Kunkanjanawan Hataiwan, Kunkanjanawan Tanut, Khemarangsan Veerapol, Yodsheewan Rungrueang, Theerakittayakorn Kasem, Parnpai Rangsun
Medeze Research and Development Co., Ltd, 28/9 Moo 8, Phutthamonthon Sai 4 Rd., Krathum Lom, Sam Phran, Nakhon Pathom 73220, Thailand.
Medeze Stem Cell Co., Ltd, 28/9 Moo 8, Phutthamonthon Sai 4 Rd., Krathum Lom, Sam Phran, Nakhon Pathom 73220, Thailand.
Stem Cells Int. 2020 Sep 7;2020:8832052. doi: 10.1155/2020/8832052. eCollection 2020.
Coimplantation of endothelial cells (ECs) and mesenchymal stromal cells (MSCs) into the transplantation site could be a feasible option to achieve a sufficient level of graft-host vascularization. To find a suitable source of tissue that provides a large number of high-quality ECs and MSCs suited for future clinical application, we developed a simplified xeno-free strategy for isolation of human umbilical vein endothelial cells (HUVECs) and Wharton's jelly-derived mesenchymal stromal cells (WJ-MSCs) from the same umbilical cord. We also assessed whether the coculture of HUVECs and WJ-MSCs derived from the same umbilical cord (autogenic cell source) or from different umbilical cords (allogenic cell sources) had an impact on angiogenic capacity. We found that HUVECs grown in 5 ng/ml epidermal growth factor (EGF) supplemented xeno-free condition showed higher proliferation potential compared to other conditions. HUVECs and WJ-MSCs obtained from this technic show an endothelial lineage (CD31 and von Willebrand factor) and MSC (CD73, CD90, and CD105) immunophenotype characteristic with high purity, respectively. It was also found that only the coculture of HUVEC/WJ-MSC, but not HUVEC or WJ-MSC mono-culture, provides a positive effect on vessel-like structure (VLS) formation, . Further investigations are needed to clarify the pros and cons of using autogenic or allogenic source of EC/MSC in tissue engineering applications. To the best of our knowledge, this study offers a simple, but reliable, xeno-free strategy to establish ECs and MSCs from the same umbilical cord, a new opportunity to facilitate the development of personal cell-based therapy.
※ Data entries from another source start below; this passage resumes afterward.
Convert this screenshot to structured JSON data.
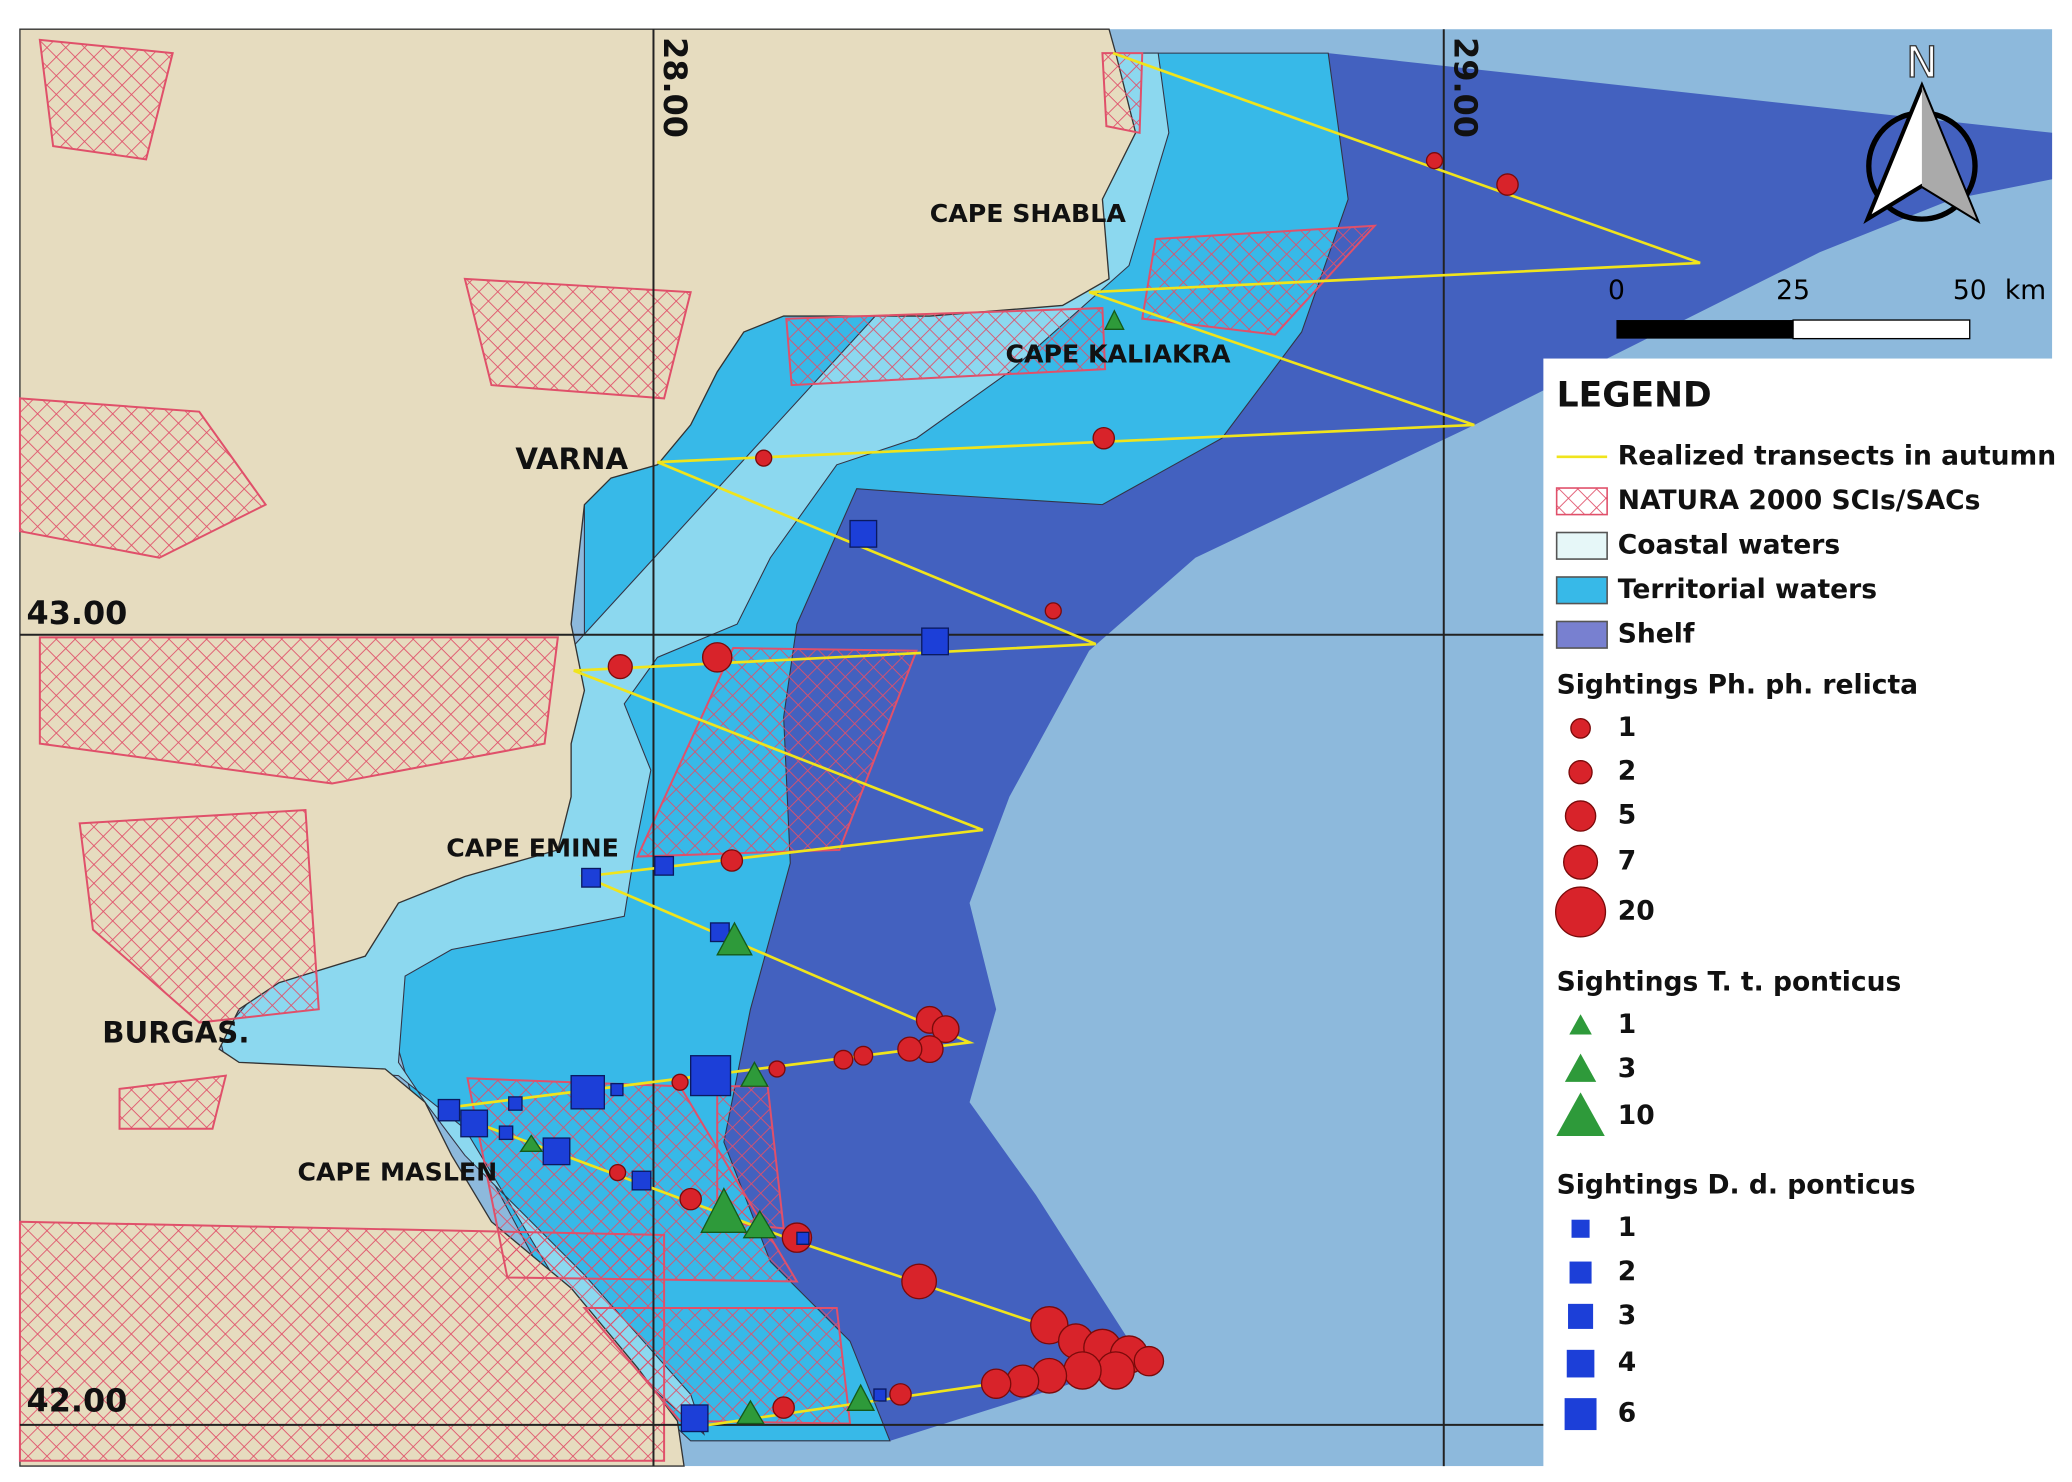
{
  "map_labels": [
    "CAPE SHABLA",
    "CAPE KALIAKRA",
    "VARNA",
    "CAPE EMINE",
    "BURGAS.",
    "CAPE MASLEN"
  ],
  "grid_labels": {
    "lon": [
      "28.00",
      "29.00"
    ],
    "lat": [
      "43.00",
      "42.00"
    ]
  },
  "north": "N",
  "scale_bar": {
    "ticks": [
      "0",
      "25",
      "50"
    ],
    "unit": "km"
  },
  "legend": {
    "title": "LEGEND",
    "layers": [
      {
        "label": "Realized transects in autumn",
        "swatch": "line",
        "color": "#f0e41c"
      },
      {
        "label": "NATURA 2000 SCIs/SACs",
        "swatch": "hatch",
        "color": "#e0506a"
      },
      {
        "label": "Coastal waters",
        "swatch": "fill",
        "color": "#e6f7f8"
      },
      {
        "label": "Territorial waters",
        "swatch": "fill",
        "color": "#37b9e8"
      },
      {
        "label": "Shelf",
        "swatch": "fill",
        "color": "#7880d0"
      }
    ],
    "sightings": [
      {
        "title": "Sightings Ph. ph. relicta",
        "symbol": "circle",
        "color": "#d8232a",
        "sizes": [
          1,
          2,
          5,
          7,
          20
        ]
      },
      {
        "title": "Sightings T. t. ponticus",
        "symbol": "triangle",
        "color": "#2e9a3a",
        "sizes": [
          1,
          3,
          10
        ]
      },
      {
        "title": "Sightings D. d. ponticus",
        "symbol": "square",
        "color": "#1c3fd8",
        "sizes": [
          1,
          2,
          3,
          4,
          6
        ]
      }
    ]
  }
}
将内皮细胞(ECs)和间充质基质细胞(MSCs)共同植入移植部位可能是实现足够水平的移植物-宿主血管化的可行选择。为了找到一个合适的组织来源,以提供大量适合未来临床应用的高质量ECs和MSCs,我们开发了一种简化的无动物源策略,用于从同一脐带中分离人脐静脉内皮细胞(HUVECs)和华通氏胶来源的间充质基质细胞(WJ-MSCs)。我们还评估了来自同一脐带(自体细胞来源)或不同脐带(异体细胞来源)的HUVECs和WJ-MSCs共培养是否会对血管生成能力产生影响。我们发现,在添加5 ng/ml表皮生长因子(EGF)的无动物源条件下培养的HUVECs与其他条件相比具有更高的增殖潜力。通过这种技术获得的HUVECs和WJ-MSCs分别显示出具有高纯度的内皮细胞谱系(CD31和血管性血友病因子)和MSC(CD73、CD90和CD105)免疫表型特征。还发现,只有HUVEC/WJ-MSC共培养,而不是HUVEC或WJ-MSC单培养,对血管样结构(VLS)形成有积极影响。需要进一步研究以阐明在组织工程应用中使用EC/MSC自体或异体来源的优缺点。据我们所知,本研究提供了一种简单但可靠的无动物源策略,用于从同一脐带中建立ECs和MSCs,为促进基于个人细胞的治疗发展提供了新机会。